Потом, после неизбежной паузы, часто прерывающей беседу незнакомых людей, добавил:
— Собственно, мне следовало сказать не «увы», а «к счастью».
— Вам лучше знать.
— Нет, правда, «к счастью». Потому что этот «Якорь» (так называлось кафе) — последнее мое прибежище. А за ним — бездна…
— Ну, таких «якорей» в Париже, наверно, сколько хочешь.
— Ошибаетесь. Их нет. Теперь все вытеснено музыкальными автоматами или джазами с их ударниками и воплями. Музыка стала простейшим занятием: один футболист с сильными конечностями за барабаном, один эпилептик за роялем и один заика у микрофона — вот вам и вокально-инструментальный ансамбль.

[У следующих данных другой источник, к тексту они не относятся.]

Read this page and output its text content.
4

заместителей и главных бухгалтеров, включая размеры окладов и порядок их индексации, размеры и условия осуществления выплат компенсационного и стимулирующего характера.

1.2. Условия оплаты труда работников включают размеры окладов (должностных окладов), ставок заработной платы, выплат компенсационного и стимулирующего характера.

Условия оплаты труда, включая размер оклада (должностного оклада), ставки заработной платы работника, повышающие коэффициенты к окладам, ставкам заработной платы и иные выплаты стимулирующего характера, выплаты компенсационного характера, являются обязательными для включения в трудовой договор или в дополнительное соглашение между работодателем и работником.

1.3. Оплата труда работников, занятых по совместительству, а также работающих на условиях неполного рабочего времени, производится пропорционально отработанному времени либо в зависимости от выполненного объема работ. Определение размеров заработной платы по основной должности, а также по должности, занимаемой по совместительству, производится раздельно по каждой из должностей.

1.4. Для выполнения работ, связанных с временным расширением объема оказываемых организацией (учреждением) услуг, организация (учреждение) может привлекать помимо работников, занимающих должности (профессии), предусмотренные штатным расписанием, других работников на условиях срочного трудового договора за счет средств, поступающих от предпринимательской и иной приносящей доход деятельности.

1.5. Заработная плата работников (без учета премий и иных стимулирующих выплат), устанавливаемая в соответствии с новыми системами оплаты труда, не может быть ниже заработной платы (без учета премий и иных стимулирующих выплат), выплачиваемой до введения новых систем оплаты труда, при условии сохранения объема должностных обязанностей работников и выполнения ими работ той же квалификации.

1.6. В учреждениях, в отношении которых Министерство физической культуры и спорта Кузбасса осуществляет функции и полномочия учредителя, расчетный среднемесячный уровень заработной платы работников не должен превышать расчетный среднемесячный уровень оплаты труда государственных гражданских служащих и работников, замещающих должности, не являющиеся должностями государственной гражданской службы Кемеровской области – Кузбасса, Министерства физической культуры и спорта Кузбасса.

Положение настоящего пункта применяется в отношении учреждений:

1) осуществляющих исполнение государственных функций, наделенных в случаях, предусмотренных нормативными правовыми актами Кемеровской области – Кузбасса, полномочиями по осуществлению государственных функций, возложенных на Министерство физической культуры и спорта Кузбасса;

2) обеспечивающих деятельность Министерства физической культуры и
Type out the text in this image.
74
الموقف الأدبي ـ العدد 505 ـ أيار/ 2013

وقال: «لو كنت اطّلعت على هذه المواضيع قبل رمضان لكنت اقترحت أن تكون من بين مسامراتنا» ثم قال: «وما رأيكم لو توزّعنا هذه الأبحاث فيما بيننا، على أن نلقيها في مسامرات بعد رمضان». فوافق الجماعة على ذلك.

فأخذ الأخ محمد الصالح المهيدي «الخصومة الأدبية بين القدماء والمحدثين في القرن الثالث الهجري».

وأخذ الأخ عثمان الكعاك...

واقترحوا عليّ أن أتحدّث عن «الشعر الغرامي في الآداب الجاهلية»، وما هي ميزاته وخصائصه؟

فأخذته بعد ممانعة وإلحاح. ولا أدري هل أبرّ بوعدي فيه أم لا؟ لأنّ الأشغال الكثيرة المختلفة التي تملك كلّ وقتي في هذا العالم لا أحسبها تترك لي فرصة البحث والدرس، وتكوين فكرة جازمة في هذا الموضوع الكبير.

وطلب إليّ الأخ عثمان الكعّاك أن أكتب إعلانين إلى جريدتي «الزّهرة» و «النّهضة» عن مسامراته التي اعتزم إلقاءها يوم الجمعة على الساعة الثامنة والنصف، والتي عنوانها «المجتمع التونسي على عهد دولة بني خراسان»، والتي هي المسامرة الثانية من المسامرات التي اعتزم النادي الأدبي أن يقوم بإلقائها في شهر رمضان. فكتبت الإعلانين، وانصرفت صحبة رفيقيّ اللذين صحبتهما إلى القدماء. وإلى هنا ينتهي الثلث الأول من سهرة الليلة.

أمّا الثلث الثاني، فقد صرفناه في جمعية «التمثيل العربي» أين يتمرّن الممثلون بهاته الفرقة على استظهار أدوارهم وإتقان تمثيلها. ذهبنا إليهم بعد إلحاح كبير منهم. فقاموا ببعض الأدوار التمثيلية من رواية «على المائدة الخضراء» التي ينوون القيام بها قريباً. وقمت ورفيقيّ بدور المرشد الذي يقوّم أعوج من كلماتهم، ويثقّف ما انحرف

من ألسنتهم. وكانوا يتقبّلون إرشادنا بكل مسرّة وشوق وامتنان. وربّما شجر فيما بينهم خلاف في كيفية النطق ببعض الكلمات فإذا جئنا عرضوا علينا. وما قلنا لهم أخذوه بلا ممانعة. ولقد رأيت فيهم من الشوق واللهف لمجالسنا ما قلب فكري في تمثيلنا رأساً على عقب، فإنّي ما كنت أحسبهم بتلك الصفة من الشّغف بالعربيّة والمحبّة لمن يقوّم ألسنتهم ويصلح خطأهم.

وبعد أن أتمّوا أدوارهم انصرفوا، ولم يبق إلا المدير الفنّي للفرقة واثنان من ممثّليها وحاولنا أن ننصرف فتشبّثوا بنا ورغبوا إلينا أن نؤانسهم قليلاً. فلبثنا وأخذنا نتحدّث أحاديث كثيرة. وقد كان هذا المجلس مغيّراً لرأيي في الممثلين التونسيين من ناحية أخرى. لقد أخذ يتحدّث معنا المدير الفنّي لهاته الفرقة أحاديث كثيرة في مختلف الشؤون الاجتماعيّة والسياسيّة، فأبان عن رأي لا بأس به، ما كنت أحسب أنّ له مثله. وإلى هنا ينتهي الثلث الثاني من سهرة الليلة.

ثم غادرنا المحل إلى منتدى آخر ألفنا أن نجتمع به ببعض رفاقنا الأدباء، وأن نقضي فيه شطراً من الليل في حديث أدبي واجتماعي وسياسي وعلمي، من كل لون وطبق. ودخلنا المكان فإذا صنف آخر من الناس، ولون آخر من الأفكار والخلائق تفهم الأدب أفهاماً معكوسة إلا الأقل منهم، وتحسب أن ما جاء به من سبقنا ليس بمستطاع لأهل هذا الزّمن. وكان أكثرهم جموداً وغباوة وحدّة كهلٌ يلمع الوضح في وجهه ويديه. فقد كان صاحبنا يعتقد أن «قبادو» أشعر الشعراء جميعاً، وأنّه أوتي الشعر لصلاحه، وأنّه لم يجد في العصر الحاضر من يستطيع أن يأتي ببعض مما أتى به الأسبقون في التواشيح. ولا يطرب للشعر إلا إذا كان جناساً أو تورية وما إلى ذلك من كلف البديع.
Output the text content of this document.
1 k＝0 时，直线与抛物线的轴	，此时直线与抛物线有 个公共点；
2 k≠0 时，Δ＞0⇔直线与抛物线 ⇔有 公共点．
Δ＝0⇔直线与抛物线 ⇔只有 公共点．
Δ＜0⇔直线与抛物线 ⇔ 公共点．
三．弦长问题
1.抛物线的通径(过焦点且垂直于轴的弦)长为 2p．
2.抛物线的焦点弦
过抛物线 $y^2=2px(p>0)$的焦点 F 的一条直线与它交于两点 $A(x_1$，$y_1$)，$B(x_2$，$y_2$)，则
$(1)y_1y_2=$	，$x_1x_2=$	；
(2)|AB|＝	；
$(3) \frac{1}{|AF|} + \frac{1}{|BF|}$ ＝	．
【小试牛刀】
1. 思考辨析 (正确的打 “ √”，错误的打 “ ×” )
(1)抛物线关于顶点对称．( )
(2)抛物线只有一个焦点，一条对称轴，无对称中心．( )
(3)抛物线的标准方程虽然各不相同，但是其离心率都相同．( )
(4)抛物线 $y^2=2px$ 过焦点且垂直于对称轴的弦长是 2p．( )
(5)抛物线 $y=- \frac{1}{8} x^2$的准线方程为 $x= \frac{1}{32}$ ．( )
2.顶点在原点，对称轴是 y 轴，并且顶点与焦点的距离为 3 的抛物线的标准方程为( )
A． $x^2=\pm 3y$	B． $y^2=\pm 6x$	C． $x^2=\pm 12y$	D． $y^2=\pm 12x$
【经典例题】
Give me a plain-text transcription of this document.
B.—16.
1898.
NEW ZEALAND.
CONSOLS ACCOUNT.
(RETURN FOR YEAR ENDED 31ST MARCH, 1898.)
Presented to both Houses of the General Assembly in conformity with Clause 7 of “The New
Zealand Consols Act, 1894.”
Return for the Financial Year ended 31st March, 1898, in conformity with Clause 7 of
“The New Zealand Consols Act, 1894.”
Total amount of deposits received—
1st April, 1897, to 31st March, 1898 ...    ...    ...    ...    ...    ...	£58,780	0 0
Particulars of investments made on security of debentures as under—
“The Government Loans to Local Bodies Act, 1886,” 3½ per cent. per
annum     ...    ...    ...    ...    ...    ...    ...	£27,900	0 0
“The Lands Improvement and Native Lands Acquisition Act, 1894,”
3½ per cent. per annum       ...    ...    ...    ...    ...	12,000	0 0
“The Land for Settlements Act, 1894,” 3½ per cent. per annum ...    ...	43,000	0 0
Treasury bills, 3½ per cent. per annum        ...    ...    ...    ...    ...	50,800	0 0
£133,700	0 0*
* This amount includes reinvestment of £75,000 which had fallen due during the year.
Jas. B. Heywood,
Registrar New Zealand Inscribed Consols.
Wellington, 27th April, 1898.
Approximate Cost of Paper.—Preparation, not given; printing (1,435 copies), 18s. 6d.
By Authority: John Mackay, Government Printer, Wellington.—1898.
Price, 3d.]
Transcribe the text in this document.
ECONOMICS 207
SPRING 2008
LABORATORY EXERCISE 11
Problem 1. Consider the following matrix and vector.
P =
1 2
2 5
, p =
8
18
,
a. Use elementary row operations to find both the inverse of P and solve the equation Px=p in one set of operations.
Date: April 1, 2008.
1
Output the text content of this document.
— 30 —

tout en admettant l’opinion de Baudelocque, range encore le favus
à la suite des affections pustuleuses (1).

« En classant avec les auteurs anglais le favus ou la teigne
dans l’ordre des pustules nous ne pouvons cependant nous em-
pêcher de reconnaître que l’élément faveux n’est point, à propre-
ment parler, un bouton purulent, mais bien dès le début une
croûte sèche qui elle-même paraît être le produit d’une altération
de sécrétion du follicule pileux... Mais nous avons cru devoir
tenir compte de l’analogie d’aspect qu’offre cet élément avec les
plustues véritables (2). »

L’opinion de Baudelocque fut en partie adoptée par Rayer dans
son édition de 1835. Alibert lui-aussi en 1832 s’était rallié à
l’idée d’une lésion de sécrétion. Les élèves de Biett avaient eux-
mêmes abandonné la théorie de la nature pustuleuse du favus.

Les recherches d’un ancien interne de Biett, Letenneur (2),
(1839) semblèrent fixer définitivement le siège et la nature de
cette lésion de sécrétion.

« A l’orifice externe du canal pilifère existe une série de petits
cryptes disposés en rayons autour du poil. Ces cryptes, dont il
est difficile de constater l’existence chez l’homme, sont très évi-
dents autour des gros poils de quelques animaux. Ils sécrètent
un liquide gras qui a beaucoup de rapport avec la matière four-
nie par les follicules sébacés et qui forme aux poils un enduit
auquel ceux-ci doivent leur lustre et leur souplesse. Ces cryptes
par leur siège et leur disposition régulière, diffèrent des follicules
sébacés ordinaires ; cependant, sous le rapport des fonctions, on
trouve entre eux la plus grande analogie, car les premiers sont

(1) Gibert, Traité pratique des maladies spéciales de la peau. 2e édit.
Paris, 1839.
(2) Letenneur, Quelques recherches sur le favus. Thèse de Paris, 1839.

Кельнер поставил перед нами тарелку с сандвичем — длинным тонким батоном с ветчиной (хлеба много, ветчины мало). Скрипач взял сандвич, хотел было откусить, но положил назад, на тарелку, и задумчиво посмотрел на меня, словно прикидывая, стою я или нет серьезного разговора.
— Слушая, как я тут играю разные там «О соле мио» и прочее, вам, наверно, трудно поверить, что я когда-то играл Сарасате и Паганини.
— Нет, отчего же? Я верю.
Видимо, это успокоило его, и он принялся за сандвич. Жевал он медленно, стараясь контролировать движения своих не слишком устойчивых зубных протезов, и рассеянно смотрел куда-то поверх голов сидящих в зале людей. Посетители вели себя тихо — вероятно, потому, что не надо было перекрикивать оркестр.
— Почему же вы играете «О соле мио» и тому подобное? Вам это, должно быть, страшно надоело.
— Потому, что наш богатырь-аккордеонист ничего другого не знает. Весь его репертуар — два десятка песен, из которых половила сентиментальные итальянские романсы, а вторая половина — «мюзетт» — простецкие французские танцы. Итальянские пускаются в ход, когда надо растрогать публику, а «мюзетт» — для пущего веселья. Учить его чему-то еще — бессмысленно, все равно он будет исполнять это либо на манер итальянской песни, либо на манер «мюзетт».
Краснощекий толстяк аккордеонист оказался легок на помине. Он подошел к нам в наилучшем расположении духа и сказал:
— За работу! Хозяин говорит, что мы слишком долго прохлаждаемся.
Мой собеседник так и не доел сандвич, педантично вытер бумажной салфеткой свои длинные худые пальцы и, слегка кивнув мне, поднялся на эстраду. Пока он играл, я не спускал с него глаз, пораженный контрастом между необычайной подвижностью рук и странной неподвижностью лица. Казалось, он предоставил пальцам извлекать из скрипки звуки, тогда как сам находился далеко-далеко от этого прокуренного зала, не только где-то в другом месте, но, может, и в ином времени, том самом, когда он еще играл Сарасате и Паганини.